Pim Bilderbeek, vice president of ebusiness and networking research for Europe at analyst IDC, says: "It doesn't affect users. If its stock tumbles, the company will still exist."
"It may hurt in the short term, but you can bet your bottom dollar that if Cisco stock goes down, Lucent and Nortel will go down too." True enough: both competitor companies' prices have been heading south recently, although less steeply.
There are other concerns that may add fuel to the fire kindled by Barron's, however. Innovation moves at a breakneck pace, and some people doubt whether Cisco is capable of developing products in-house any more. Some say that Cisco is dangerously reliant on startups for its research and development.
Richard Foskett, managing director of networking research firm Rhetorik, says: "The incredible thing is that everyone keeps waiting for Cisco to make a bad acquisition decision, but every time its acquisitions are praised. If Cisco moves into an area, it's considered a hot area."
Cisco must be very good at burying the evidence, because some of these acquisitions have turned out to be less than perfect, says Foskett. "You have to wonder how Cisco can make that many acquisitions," he says. "You have to assume some of them have not been successful."
Market forces are not the only pressure on the integrity of the company. A number of networking companies, including 3Com, Lucent and Newbridge Networks, have recently decided that big is bad, and spun off various parts of their operations to form more flexible, niche subsidiaries.

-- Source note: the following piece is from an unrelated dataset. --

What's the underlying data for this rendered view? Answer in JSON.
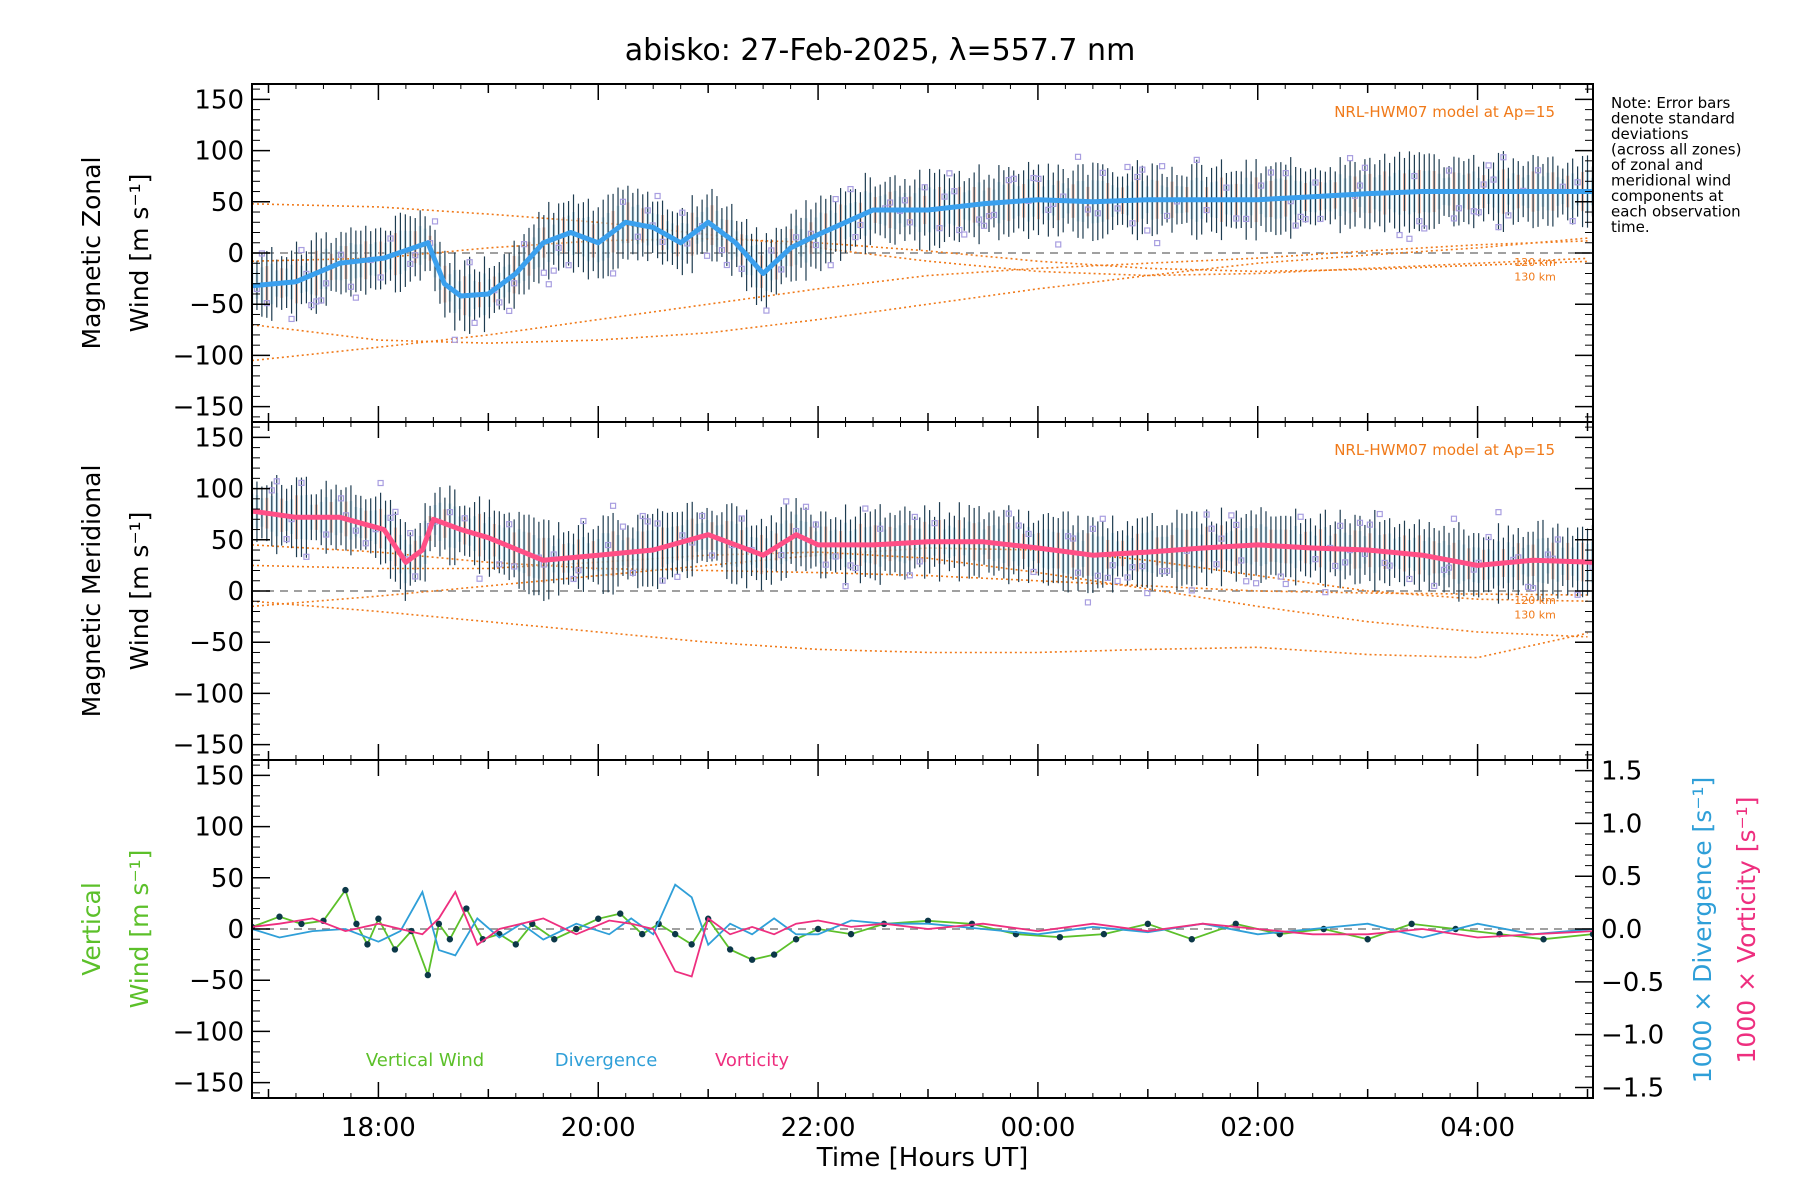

"All its competitors are breaking themselves down into smaller companies," says Foskett. "Undoubtedly the [revenue growth] bubble will burst, as Cisco cannot continue at its current rate, and may well end up breaking itself up to create money and share value."
Cisco also faces pressure from beyond its traditional rivals. Peter Crowcombe, of analyst firm Infonetics, says: "It is interesting to see the competition stacking up against Cisco. It may not be the companies Cisco expects." He points to Marconi and Alcatel as companies which have managed to re-invent themselves recently, and which may well come knocking at Cisco's door.
A clash with US and European regulators could also be on the cards. Cisco is already under fire for using its share price to bludgeon competitors out of the bidding war for promising startups. This behaviour could be grounds for antitrust investigation, according to Crowcombe, a distraction the company could well do without.
Share price fallout
Cisco's revenues cannot continue to grow at their present rate, Crowcombe agrees. He highlights another implication. "Cisco can't keep on offering its staff equity," he says. "What happens when the price drops or stagnates?" Like a lot of tech companies, Cisco uses its rising share price to attract and retain talent. With a falling share price, this ace could be trumped by smaller, faster-growing companies.
If the share price does take a tumble, the predictions in the Barron's article could come true. Foskett is optimistic that any dent in Cisco's fortunes shouldn't impinge on the day-to-day activities of most of its users, however.
"It's interesting to compare what IT managers say and what the industry says," he comments. "Cisco has always had a good [sales] channel, and the traditional user is not going to make decisions based on short-term share fluctuations. There's still a general perception of the company as strong and getting stronger."
And perceptions, as we know, are important. For the moment, at least, Cisco still looks a good bet.